WHO PEED ON MR. T?

WHO PEED ON MR. T?

Somebody’s been peeing on the toilet seat at work.

It chills me to even write those words. Admittedly, I have issues with public bathrooms. They’re unpleasant places. Public bathrooms are places where you’re likely to run into people you know doing things you’d never want to see, hear or smell them do. Thanks to the wonders of urinal no-peek shields and stall doors, we’re generally protected from seeing things we’d rather not see. But as for hearing and smelling, well, it’s best not to dwell on that. All we can do is be grateful that those sounds and aromas remain, largely, in the bathroom.

But I think there’s an unspoken pact among all of us that, given the perils of public restrooms, we all try to keep them as sanitary as possible — especially ones where we work, which we all use repeatedly throughout the day. You’d think this would be one of those obvious universal truths. Pee on the seat at a rest stop or the Olive Garden and you’re just grossing out strangers. I don’t approve of that, but I understand the mentality. But the seat at the office is the same seat YOU’RE going to have to sit on at some point. Who could possibly fail to do the math on that one?

The fact remains: somebody at my office is seat-peeing. Regularly. This happens every time I go to the bathroom. Every. Single. Time. Somebody not only refuses to lift up the seat but has VERY BAD AIM.

Okay, so given my freakish obsessiveness about bathrooms and bathroom etiquette, I’ll say my discomfort with the plague of seat urine is partially my own private issue. I’ll say my neurosis accounts for… hmmm… three percent of the problem. The other 97% of this issue is that whoever’s peeing on the seat is a lazy, vile, unsanitary pig who should be shot, carved up, and fed to goats, whose feces can be burned to generate power for a neon sign that says “If you pee on the seat, you’ll soon be dead meat!” In the time it took me to write that last sentence, a person could’ve lifted up a toilet seat about 100 times.

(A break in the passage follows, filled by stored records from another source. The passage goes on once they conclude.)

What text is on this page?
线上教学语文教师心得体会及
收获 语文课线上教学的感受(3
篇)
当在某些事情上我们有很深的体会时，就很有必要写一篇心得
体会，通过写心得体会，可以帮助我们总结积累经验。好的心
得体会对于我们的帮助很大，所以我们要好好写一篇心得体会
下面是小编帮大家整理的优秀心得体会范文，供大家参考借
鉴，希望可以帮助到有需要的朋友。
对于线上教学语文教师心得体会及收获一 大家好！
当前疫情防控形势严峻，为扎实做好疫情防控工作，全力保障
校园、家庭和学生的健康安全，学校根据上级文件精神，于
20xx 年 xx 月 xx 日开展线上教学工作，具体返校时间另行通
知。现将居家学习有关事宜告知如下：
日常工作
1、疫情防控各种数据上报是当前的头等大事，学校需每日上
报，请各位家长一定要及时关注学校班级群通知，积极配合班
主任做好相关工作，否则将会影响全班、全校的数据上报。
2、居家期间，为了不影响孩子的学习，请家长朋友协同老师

This is the crux of my argument. It’s not hard to lift up a toilet seat. If you don’t want to touch it, pick it up with your foot. That’s what I do. (I know. I’m a freak. I also flush with my foot.) Of course, if whoever’s peeing on the seat is doing so because they’re afraid that lifting the seat would be UNSANITARY, their hypocrisy alone should make their seat-spraying a capital offense. And, oh, here’s another idea, USE THE FREAKING URINAL!

This has been going on for far too long. I’m now determined to find out who’s responsible. I don’t know what I’ll do with the information when I have it, but please understand: I need to know.

After my failed attempt to find out who clogged the toilet, you’d think maybe I’d be apprehensive about embarking on another seemingly quixotic bathroom quest. But given the recurring nature of this problem, I think a little detective work can help me crack this case.

It’s simple process of elimination. First of all, I think the women in my office can be safely removed from suspicion. That leaves the 26 men who work here. Donn is out sick today, and David and my boss are both out of town. (There’s one good thing you can say about my boss. He’s not a seat pee-er.)

I’m also going to assume that pee doesn’t stay on a toilet seat for very long. People need to use toilets. And I have to believe, if there’s any decency in this world, that everyone out there is wiping up splashed seats before sitting down. Regardless, one way or another, the seat pee is absorbed by the time the next person uses the facilities. So the fact that I saw Patrick entering the bathroom this morning as I was on my way out probably clears him from suspicion as well, unless he pees extremely often, in which case he should buy that medicine that makes the crossing guard sing “I don’t have to go right now” in the commercial.

Also eliminating myself, that leaves 21 suspects.

I’m keeping a suspect sheet in my desk, and I’m crossing off names one at a time.

It may take weeks, or even months. But there’s a bad, bad man out there, and one way or another, I’m going to flush him out.